WTI remains fundamentally bearish and with still no signs of an emergency meeting forthcoming, sellers may be encouraged to attack prices towards $25.00. From a technical standpoint, previous support at $30 may become a dynamic resistance which should invite a further decline towards the lows of August 2003 at $25.
The Eurozone is currently under immense pressure and has been in a constant bout with stubbornly low inflation while the perpetually depressed economic growth in Europe has put the European Central Banks credibility on the line. Falling commodity prices and slowing global growth continue to attribute to the factors which have sabotaged the ECB’s 2% inflation target and it seems likely the central bank may be forced to slash forecasts as investors lose faith in the ability of policymakers. It is widely expected that the ECB will keep rates unchanged on Thursday during the press conference while Mario Draghi to reiterate his dovish view on the health of the Eurozone in an attempt to talk down the Euro.

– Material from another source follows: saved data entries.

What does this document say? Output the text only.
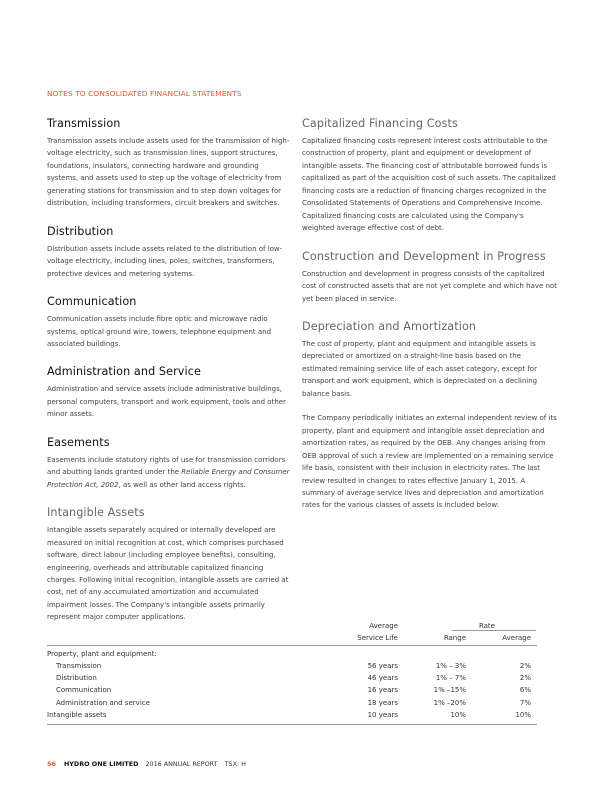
NOTES TO CONSOLIDATED FINANCIAL STATEMENTS
Transmission

Transmission assets include assets used for the transmission of high-voltage electricity, such as transmission lines, support structures, foundations, insulators, connecting hardware and grounding systems, and assets used to step up the voltage of electricity from generating stations for transmission and to step down voltages for distribution, including transformers, circuit breakers and switches.

Distribution

Distribution assets include assets related to the distribution of low-voltage electricity, including lines, poles, switches, transformers, protective devices and metering systems.

Communication

Communication assets include fibre optic and microwave radio systems, optical ground wire, towers, telephone equipment and associated buildings.

Administration and Service

Administration and service assets include administrative buildings, personal computers, transport and work equipment, tools and other minor assets.

Easements

Easements include statutory rights of use for transmission corridors and abutting lands granted under the Reliable Energy and Consumer Protection Act, 2002, as well as other land access rights.

Intangible Assets

Intangible assets separately acquired or internally developed are measured on initial recognition at cost, which comprises purchased software, direct labour (including employee benefits), consulting, engineering, overheads and attributable capitalized financing charges. Following initial recognition, intangible assets are carried at cost, net of any accumulated amortization and accumulated impairment losses. The Company's intangible assets primarily represent major computer applications.

Capitalized Financing Costs

Capitalized financing costs represent interest costs attributable to the construction of property, plant and equipment or development of intangible assets. The financing cost of attributable borrowed funds is capitalized as part of the acquisition cost of such assets. The capitalized financing costs are a reduction of financing charges recognized in the Consolidated Statements of Operations and Comprehensive Income. Capitalized financing costs are calculated using the Company's weighted average effective cost of debt.

Construction and Development in Progress

Construction and development in progress consists of the capitalized cost of constructed assets that are not yet complete and which have not yet been placed in service.

Depreciation and Amortization

The cost of property, plant and equipment and intangible assets is depreciated or amortized on a straight-line basis based on the estimated remaining service life of each asset category, except for transport and work equipment, which is depreciated on a declining balance basis.

The Company periodically initiates an external independent review of its property, plant and equipment and intangible asset depreciation and amortization rates, as required by the OEB. Any changes arising from OEB approval of such a review are implemented on a remaining service life basis, consistent with their inclusion in electricity rates. The last review resulted in changes to rates effective January 1, 2015. A summary of average service lives and depreciation and amortization rates for the various classes of assets is included below:

Average	Rate
Service Life	Range	Average
Property, plant and equipment:
Transmission	56 years	1% – 3%	2%
Distribution	46 years	1% – 7%	2%
Communication	16 years	1% –15%	6%
Administration and service	18 years	1% –20%	7%
Intangible assets	10 years	10%	10%
56 HYDRO ONE LIMITED 2016 ANNUAL REPORT TSX: H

On Tuesday, the focus will be turned towards the high-risk China GDP report which is largely expected to show the Chinese economy decelerating further in the final quarter of 2015 following the slowdown in industrial productions and weaker trade. A China GDP release below 6.9% may install further woes over the global economy and elevate fears around the Peoples Bank of China (PBoC) stepping in to implement more aggressive monetary policy measures as in attempt to promote stability.